A isso, é preciso agregar a distinta valorização a respeito do ter, do acumular bens, que está no fundamento – nesse caso – da rivalidade fraterna.

“Nós dois nunca nos entendemos”, diz Caim.

“Deveríamos. Porque essa é a lei primeira. Somos irmãos”, responde Abel.

O autor põe na boca deste uma sentença que define como, no laço fraterno, se põe de manifesto a agressividade.

Diz Abel: “Somos irmãos aos golpes”.

O drama cresce até o momento em que Caim, provido de uma arma, se dispõe a matar Abel. Nesse instante, Deus-Pai faz sua aparição. Sua fala introduz, por um instante, uma aresta simbólica que posterga o ato assassino.

Mas o assassinato se consuma. Ao consumar-se o assassinato, Deus-Pai diz a Caim: “”Lutar é ser par. O bofetão é vida. Sem choque não há faísca. Nada se move sem combate”. “A miséria não é lutar, a miséria é matar o par. O um cresce do a dois. O dois lutando é harmonia”.

Caim é ejetado para a solidão do exílio, mudando de vitimário à vítima …, vítima de seu gozo. “Tu és a tua sentença”, diz Deus-Pai, “Tu és o fruto do que plantastes”.

O não dialetizável do ódio fraterno põe de manifesto como a violência, efeito da singularidade do gozo, do mortífero da pulsão de morte, transborda a precariedade dos limites simbólicos, denunciando, nesta ocasião, a exaltação do Eu e a inexistência do Outro da lei.

O mundo atual promove uma idealização do eu ao tentar situá-lo como o Sujeito Suposto Saber do gozo. Quem disse eu sou eu se afirma em um delírio de identidade[2]posicionando-secomo vitimizado, logo encontrará seu vitimário.

Um novo mandamento, orientado pela pulsão, assoma: “Odiarás teu próximo como a ti mesmo”. Expressão retórica que afirma que em cada sujeito habita um Caim.

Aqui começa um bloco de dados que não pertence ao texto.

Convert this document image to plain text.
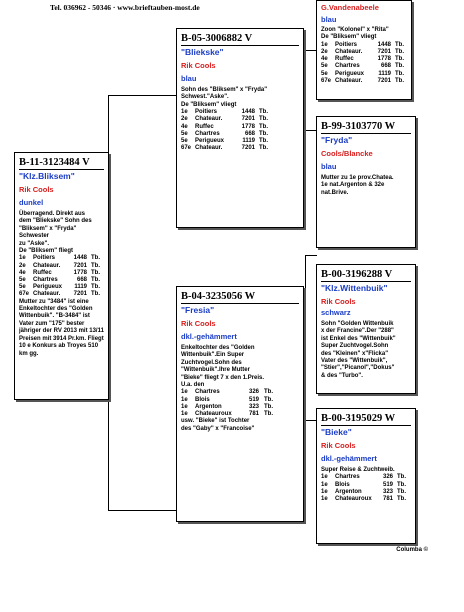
Tel. 036962 - 50346 · www.brieftauben-most.de	G.Vandenabeele
blau
Zoon "Kolonel" x "Rita"
De "Bliksem" vliegt
1e	Poitiers	1448	Tb.
2e	Chateaur.	7201	Tb.
4e	Ruffec	1778	Tb.
5e	Chartres	668	Tb.
5e	Perigueux	1119	Tb.
67e	Chateaur.	7201	Tb.
B-05-3006882 V
"Bliekske"
Rik Cools
blau
Sohn des "Bliksem" x "Fryda"
Schwest."Aske".
De "Bliksem" vliegt
1e	Poitiers	1448	Tb.
2e	Chateaur.	7201	Tb.
4e	Ruffec	1778	Tb.
5e	Chartres	668	Tb.
5e	Perigueux	1119	Tb.
67e	Chateaur.	7201	Tb.
B-99-3103770 W
"Fryda"
Cools/Blancke
blau
Mutter zu 1e prov.Chatea.
1e nat.Argenton & 32e
nat.Brive.
B-11-3123484 V
"Klz.Bliksem"
Rik Cools
dunkel
Überragend. Direkt aus
dem "Bliekske" Sohn des
"Bliksem" x "Fryda" Schwester
zu "Aske".
De "Bliksem" fliegt
1e	Poitiers	1448	Tb.
2e	Chateaur.	7201	Tb.
4e	Ruffec	1778	Tb.
5e	Chartres	668	Tb.
5e	Perigueux	1119	Tb.
67e	Chateaur.	7201	Tb.
Mutter zu "3484" ist eine
Enkeltochter des "Golden
Wittenbuik". "B-3484" ist
Vater zum "175" bester
jähriger der RV 2013 mit 13/11
Preisen mit 3914 Pr.km. Fliegt
10 e Konkurs ab Troyes 510
km gg.
B-00-3196288 V
"Klz.Wittenbuik"
Rik Cools
schwarz
Sohn "Golden Wittenbuik
x der Francine".Der "288"
ist Enkel des "Wittenbuik"
Super Zuchtvogel.Sohn
des "Kleinen" x"Flicka"
Vater des "Wittenbuik",
"Stier","Picanol","Dokus"
& des "Turbo".
B-04-3235056 W
"Fresia"
Rik Cools
dkl.-gehämmert
Enkeltochter des "Golden
Wittenbuik".Ein Super
Zuchtvogel.Sohn des
"Wittenbuik".Ihre Mutter
"Bieke" fliegt 7 x den 1.Preis.
U.a. den
1e	Chartres	326	Tb.
1e	Blois	519	Tb.
1e	Argenton	323	Tb.
1e	Chateauroux	781	Tb.
usw. "Bieke" ist Tochter
des "Gaby" x "Francoise"
B-00-3195029 W
"Bieke"
Rik Cools
dkl.-gehämmert
Super Reise & Zuchtweib.
1e	Chartres	326	Tb.
1e	Blois	519	Tb.
1e	Argenton	323	Tb.
1e	Chateauroux	781	Tb.
Columba ©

Esta matriz, presente nos assuntos de família, produz enredos na prática, põe de manifesto a presença do Outro feroz, portador de um gozo obscuro que habita o sujeito, embora se esconda sob o semblante do amor familiar.

O sujeito perturbado que costuma se apresentar como vítima do Outro, permite captar a hiância entre o real e a realidade, assim como a hiância entre uma vítima e outra.

“Para milhões e milhões de seres humanos, o verdadeiro inferno é a terra “, diz Arthur Schopenhauer.

Tradução: Vera Avellar Ribeiro

NOTAS

  1. Kartun, M. Terrenal. Pequeño misterio ácrata. Buenos Aires: Atuel. 2014.
  2. Miller, J.-A. Donc. Buenos Aires: Paidós. 2011, p. 119.